Written Premiums

Premium volume recorded when policies are written or renewed before it is earned over time.

Written premiums are the premiums recorded when policies are issued or renewed before those amounts are fully earned over the policy period.

Why It Matters

Written premium is a core operating measure because it shows sales and production volume. It helps readers distinguish growth activity from earned premium, which reflects premium recognized over time for the coverage period actually provided.

How It Works in Real U.S. Insurance Practice

When an insurer writes or renews a policy, the premium is booked as written premium. That does not mean the entire amount has been earned yet. As the policy period passes, premium is generally recognized as earned premium. The difference matters for financial analysis, growth measurement, and ratio interpretation.

Writers discussing books of business, line growth, or producer production often refer to written premium because it tracks business placed during the period. It is one of the quickest ways to describe production momentum. An agency can say it grew written premium by 12 percent, or a carrier can say commercial property written premium contracted after a tightening of appetite, even before the full earning pattern shows up in reported results.

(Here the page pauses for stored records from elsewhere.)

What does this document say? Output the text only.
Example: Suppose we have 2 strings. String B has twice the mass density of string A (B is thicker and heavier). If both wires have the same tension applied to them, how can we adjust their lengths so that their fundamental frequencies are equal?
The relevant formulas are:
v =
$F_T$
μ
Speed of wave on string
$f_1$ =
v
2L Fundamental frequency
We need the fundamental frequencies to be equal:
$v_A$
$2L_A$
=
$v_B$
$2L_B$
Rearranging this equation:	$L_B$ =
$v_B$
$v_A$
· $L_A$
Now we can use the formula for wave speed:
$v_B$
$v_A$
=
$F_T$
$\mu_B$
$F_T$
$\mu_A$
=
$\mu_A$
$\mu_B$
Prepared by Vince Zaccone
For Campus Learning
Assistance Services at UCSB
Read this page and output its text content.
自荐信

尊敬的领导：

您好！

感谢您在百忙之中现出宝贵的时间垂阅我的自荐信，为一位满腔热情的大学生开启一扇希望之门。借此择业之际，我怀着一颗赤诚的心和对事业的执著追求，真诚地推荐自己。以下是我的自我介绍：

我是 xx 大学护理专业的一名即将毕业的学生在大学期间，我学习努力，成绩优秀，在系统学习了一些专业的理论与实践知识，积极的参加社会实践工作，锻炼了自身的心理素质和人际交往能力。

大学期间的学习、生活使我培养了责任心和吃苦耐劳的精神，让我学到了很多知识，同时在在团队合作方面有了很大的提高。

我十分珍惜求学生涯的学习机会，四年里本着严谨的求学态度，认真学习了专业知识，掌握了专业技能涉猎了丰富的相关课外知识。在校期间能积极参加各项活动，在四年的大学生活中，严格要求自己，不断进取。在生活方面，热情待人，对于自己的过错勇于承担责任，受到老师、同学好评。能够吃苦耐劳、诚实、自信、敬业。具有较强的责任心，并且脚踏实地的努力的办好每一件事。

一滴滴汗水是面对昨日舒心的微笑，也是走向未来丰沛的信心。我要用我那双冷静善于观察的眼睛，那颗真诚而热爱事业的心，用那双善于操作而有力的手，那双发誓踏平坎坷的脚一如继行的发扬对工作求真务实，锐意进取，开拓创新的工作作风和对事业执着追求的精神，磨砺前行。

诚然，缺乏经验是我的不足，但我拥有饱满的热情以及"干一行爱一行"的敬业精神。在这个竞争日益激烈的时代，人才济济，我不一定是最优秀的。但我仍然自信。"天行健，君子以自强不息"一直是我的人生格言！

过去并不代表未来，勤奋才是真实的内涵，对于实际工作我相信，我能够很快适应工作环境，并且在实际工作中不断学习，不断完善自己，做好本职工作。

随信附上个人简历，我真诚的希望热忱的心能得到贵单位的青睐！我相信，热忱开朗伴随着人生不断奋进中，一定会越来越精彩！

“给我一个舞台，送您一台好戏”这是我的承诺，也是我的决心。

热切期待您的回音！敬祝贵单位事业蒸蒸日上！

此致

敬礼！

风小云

That distinction matters because written premium measures volume, not earned performance. A book can show strong written growth while still producing weak results if claim experience, catastrophe exposure, or expense pressure deteriorates after the business is written.

Practical Example

If a carrier writes a large commercial property policy on December 1, the full premium may count as written premium in that period even though most of it will be earned across the following months of coverage.

The same idea matters in agency production. A producer may be praised for growing written premium this quarter, but management will still watch retention, loss ratio, and expense impact before deciding whether that growth improved the overall book.

Common Misunderstandings or Close Contrasts

  • Written premium is not the same as earned premium.
  • High written premium does not automatically mean the business is profitable.
  • Written premium can grow quickly even while combined ratio deteriorates.

FAQ

Does written premium mean the insurer has already earned all of that revenue?

No. Written premium records the premium when the policy is written or renewed. Earnings are typically recognized over the coverage period as time passes.

Knowledge Check

If a carrier’s written premium rises sharply after a growth push, does that alone prove the new business is profitable?

No. Written premium shows production volume, not whether losses and expenses will later support good underwriting results.